“Manusia sekarang adalah bentuk sempurna dari sisa-sisa kehidupan purbakala yang berkembang dari jenis hominid, bangsa kera (monyet).” (Buku Sejarah SMA)
KUTIPAN di atasadalah penegasan sebuah Buku Sejarah untuk kelas X yang mengacu pada kurikulum 2013. Pendapat itu dikutip dari pernyataan Charles Darwin (1809-1882).
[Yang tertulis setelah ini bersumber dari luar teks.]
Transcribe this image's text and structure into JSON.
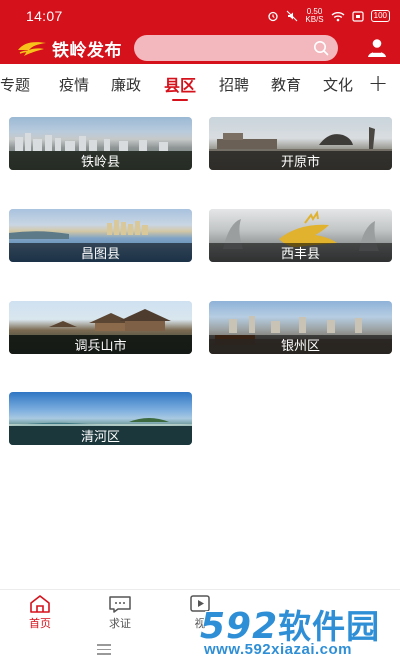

Ditampilkanlah gambar “nenek moyang bangsa Indonesia” berupa sebuah keluarga homo erectus yang mulutnya monyong, tanpa balutan baju dan celana.
Entah bagaimana prosesnya, mulut kita sekarang tidak monyong, seperti gambar itu?
Konon, seperti dikatakan dalam buku pelajaran ini, kesimpulan bahwa nenek moyang bangsa Indonesia itu berasal dari bangsa kera (sejenis monyet) adalah hasil pendekatan sains. Artinya, secara saintifik terbukti, bahwa manusia adalah keturunan monyet. Lalu dikatakan pula, pendekatan sains berbeda dengan pendekatan agama.
“Agama berada dalam tingkat eksistensial dan transendental (soal rasa, soal hati), sedangkan sains berada dalam tingkat faktual (soal pembuktian empiris). Dengan kata lain, agama dan sains memiliki otonomi masing-masing… Singkatnya, agama dan sains (ilmu pengetahuan) tidak perlu dicampuradukkan.”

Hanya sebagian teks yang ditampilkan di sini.